Ukrainian football has long been marred by corruption and allegations of bribery. There have been accusations since Ukraine gained independence, that some clubs have been fronts for money laundering, extortion and sometimes even worse. In 2007, the leadership of Crimean club Tavriya Simferopol were exposed as the front of a criminal gang and more recently FC Metalist Kharkiv have been accused of being a front for money laundering for the regime of disgraced ex-President of Ukraine, Viktor Yanukovych. The last few years in Ukraine have seen several major clubs become defunt, including Arsenal Kyiv and Kryvbas , and the financial problems in the game continue, while the FFU hasn’t taken sufficient action to save these clubs. The current leadership of the FFU appears to have not brought any significant, positive change and has appeared to increase corruption rather than fight it. Sunday 9th December’s game in Lutsk appears to have been the trigger which could launch a revolution in Ukrainian football.
Referees in the Ukrainian game have long been under the influence of corruption and accused of seeking a result in favour of certain teams or in favour of certain owners. Italian super-ref Pierluigi Collina was brought in by the FFU to try and increase the standard of refereeing in Ukraine, however this appears to have been to no avail and the problems persist.
The FFU holds its Annual Congress on December 18th and more protests are expected. The FFU has gone so far as requesting a police presence at the congress in anticipation of protests against the leadership of the organisation. Over the previous weeks there has been growing pressure and announcements of no-confidence in the FFU President Anatoliy Konkov. The Football Federation of Kyiv Oblast has issued a notion of no-confidence and has been joined by the Oblast associations of Volyn, Kirovohrad, Ivano-Frankivsk, Zhytomyr and Khmelnytskyi.
Pressure has been mounting on Mr Konkov to leave his post for weeks. Konkov is seen as an appointee of the Yanukovych regime and there are calls for him to leave as a result of the lustration bill which was passed by the Ukrainian Parliament. Konkov has also come under scrutiny for his handling of the Crimean Question. According to reports, Konkov did not respond to a UEFA letter regarding talks on Crimea and did not attend talks on November 19th or send an FFU delegation. Most figures point to ex-FFU President and current UEFA Vice-President Grigoriy Surkis as the key figure for UEFA reaching their eventual resolution and barring Crimean clubs competing in Russian competition.
Some of Konkov’s allies at the top of the FFU have already given up their posts. Vice-President of FFU Andriy Pavlenko resigned on December 3rd and called-on fellow members of the FFU’s leadership and executive committees to follow his lead and leave their posts. Pavlenko pointed out that the FFU was in crises and the only way to resolve this was with new leadership.
President Konkov however has not followed Pavlenko’s lead and remains adamant that he should stay in his position and that no wholesale change at the top of the FFU are required.

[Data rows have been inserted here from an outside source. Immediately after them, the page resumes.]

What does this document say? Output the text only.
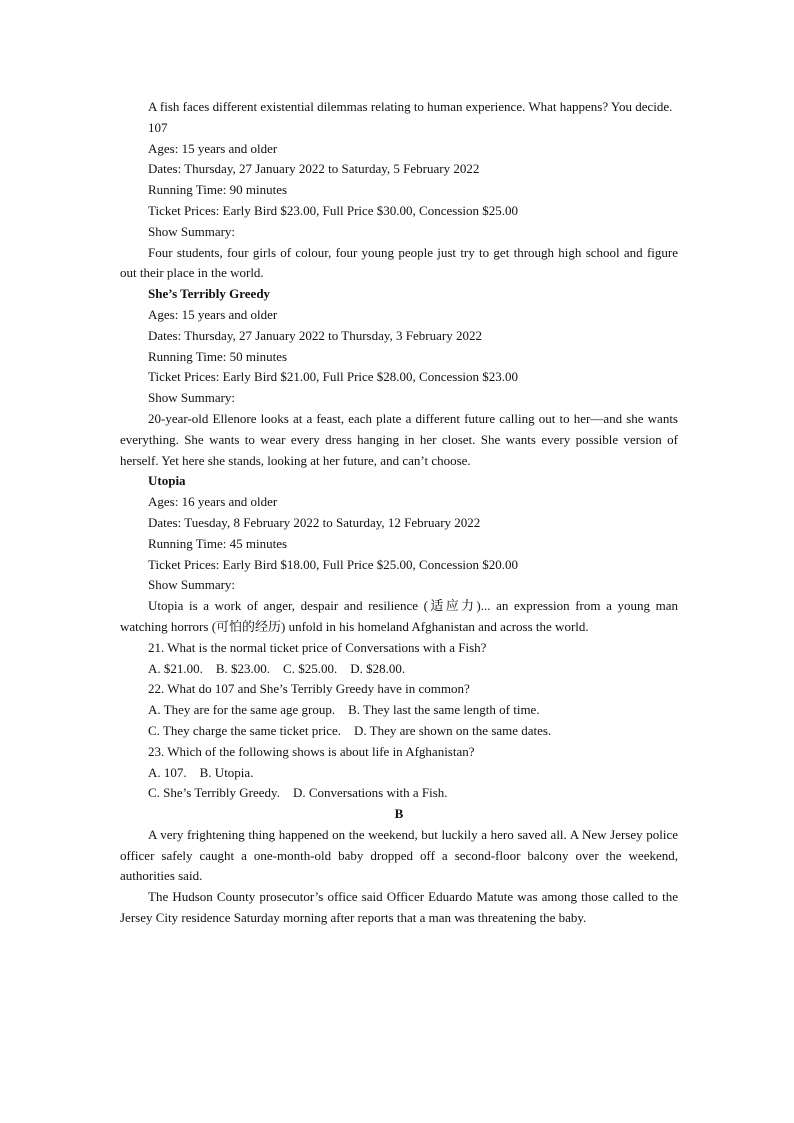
A fish faces different existential dilemmas relating to human experience. What happens? You decide.

107

Ages: 15 years and older

Dates: Thursday, 27 January 2022 to Saturday, 5 February 2022

Running Time: 90 minutes

Ticket Prices: Early Bird $23.00, Full Price $30.00, Concession $25.00

Show Summary:

Four students, four girls of colour, four young people just try to get through high school and figure out their place in the world.

She’s Terribly Greedy

Ages: 15 years and older

Dates: Thursday, 27 January 2022 to Thursday, 3 February 2022

Running Time: 50 minutes

Ticket Prices: Early Bird $21.00, Full Price $28.00, Concession $23.00

Show Summary:

20-year-old Ellenore looks at a feast, each plate a different future calling out to her—and she wants everything. She wants to wear every dress hanging in her closet. She wants every possible version of herself. Yet here she stands, looking at her future, and can’t choose.

Utopia

Ages: 16 years and older

Dates: Tuesday, 8 February 2022 to Saturday, 12 February 2022

Running Time: 45 minutes

Ticket Prices: Early Bird $18.00, Full Price $25.00, Concession $20.00

Show Summary:

Utopia is a work of anger, despair and resilience (适应力)... an expression from a young man watching horrors (可怕的经历) unfold in his homeland Afghanistan and across the world.

21. What is the normal ticket price of Conversations with a Fish?

A. $21.00.    B. $23.00.    C. $25.00.    D. $28.00.

22. What do 107 and She’s Terribly Greedy have in common?

A. They are for the same age group.    B. They last the same length of time.

C. They charge the same ticket price.    D. They are shown on the same dates.

23. Which of the following shows is about life in Afghanistan?

A. 107.    B. Utopia.

C. She’s Terribly Greedy.    D. Conversations with a Fish.

B

A very frightening thing happened on the weekend, but luckily a hero saved all. A New Jersey police officer safely caught a one-month-old baby dropped off a second-floor balcony over the weekend, authorities said.

The Hudson County prosecutor’s office said Officer Eduardo Matute was among those called to the Jersey City residence Saturday morning after reports that a man was threatening the baby.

Konkov even denies that he refuse UEFA’s invitation to talks on Crimea, claiming he never even received an invitation. It appears that Konkov is set to dig himself in and not give up his position easily.
UEFA and FIFA rules state that any political interference in football would result in a ban on all the countries teams from competing in their events. If Konkov is forced out by political forces this could have consequences for Ukrainian football as a whole and makes the situation even more difficult to assess.
There does not appear to be a strong, single candidate emerging as an opposition to Konkov and a vote on his leadership is not even on the agenda for the annual congress. A heavy protest from fans and dissent from within may well change this course but these are definitely interesting days and many in Ukrainian football are set on change.